I appreciate your help.
I would go with your original plan to store the name as text. Possibly enhanced by additionally storing the schema name:
addin text
,sch text
,tbl text
Tables have an OID in the system catalog (pg_catalog.pg_class). You can get those with a nifty special cast:
SELECT 'myschema.mytable'::regclass
But the OID can change over a dump / restore. So just store the names as text and verify the table is there by casting it like demonstrated at application time.
Of course, if you use each tables for multiple addins it might pay to make a separate table
CREATE TABLE tbl (
,tbl_id serial PRIMARY KEY
,sch text
,name text
);
and reference it in ...
CREATE TABLE addin (
,addin_id serial PRIMARY KEY
,addin text
,tbl_id integer REFERENCES tbl(tbl_id) ON UPDATE CASCADE ON DELETE CASCADE
);
Or even make it an n:m relationship if addins have multiple tables. But be aware, as #OMG_Ponies commented, that a setup like this will require you to execute a lot of dynamic SQL because you don't know the identifiers beforehand.
I guess all plugins have a set of basic attributes and then each plugin will have a set of plugin-specific attributes. If this is the case you can use a single table together with the hstore datatype (a standard extension that just needs to be installed).
Something like this:
CREATE TABLE plugins
(
plugin_name text not null primary key,
common_int_attribute integer not null,
common_text_attribute text not null,
plugin_atttributes hstore
)
Then you can do something like this:
INSERT INTO plugins
(plugin_name, common_int_attribute, common_text_attribute, hstore)
VALUES
('plugin_1', 42, 'foobar', 'some_key => "the fish", other_key => 24'),
('plugin_2', 100, 'foobar', 'weird_key => 12345, more_info => "10.2.4"');
This creates two plugins named plugin_1 and plugin_2
Plugin_1 has the additional attributes "some_key" and "other_key", while plugin_2 stores the keys "weird_key" and "more_info".

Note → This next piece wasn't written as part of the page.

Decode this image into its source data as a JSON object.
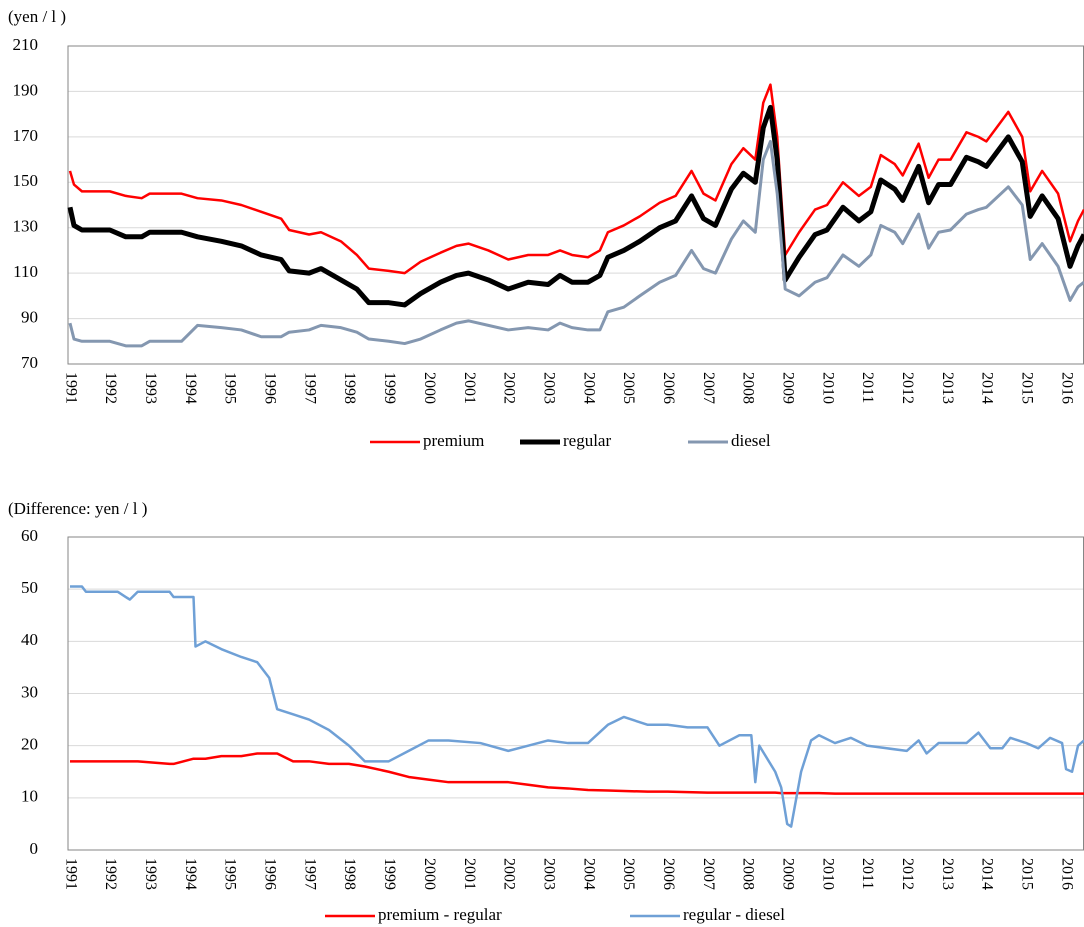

You can index those hstore columns and query them very efficiently.
The following will select all plugins that have a key "weird_key" defined.
SELECT *
FROM plugins
WHERE plugin_attributes ? 'weird_key'
The following statement will select all plugins that have a key some_key with the value the fish:
SELECT *
FROM plugins
WHERE plugin_attributes #> ('some_key => "the fish"')
Much more convenient than using an EAV model in my opinion (and most probably a lot faster as well).
The only drawback is that you lose type-safety with this approach (but usually you'd lose that with the EAV concept as well).
You don't need an application catalog. Just add the application name to the keys of the table. This of course assumes that all the tables have the same structure. If not: use the application name for a table name, or as others have suggested: as a schema name( which also would allow for multiple tables per application).
EDIT:
But the real issue is of course that you should first model your data, and than build the applications to manipulate it. The data should not serve the code; the code should serve the data.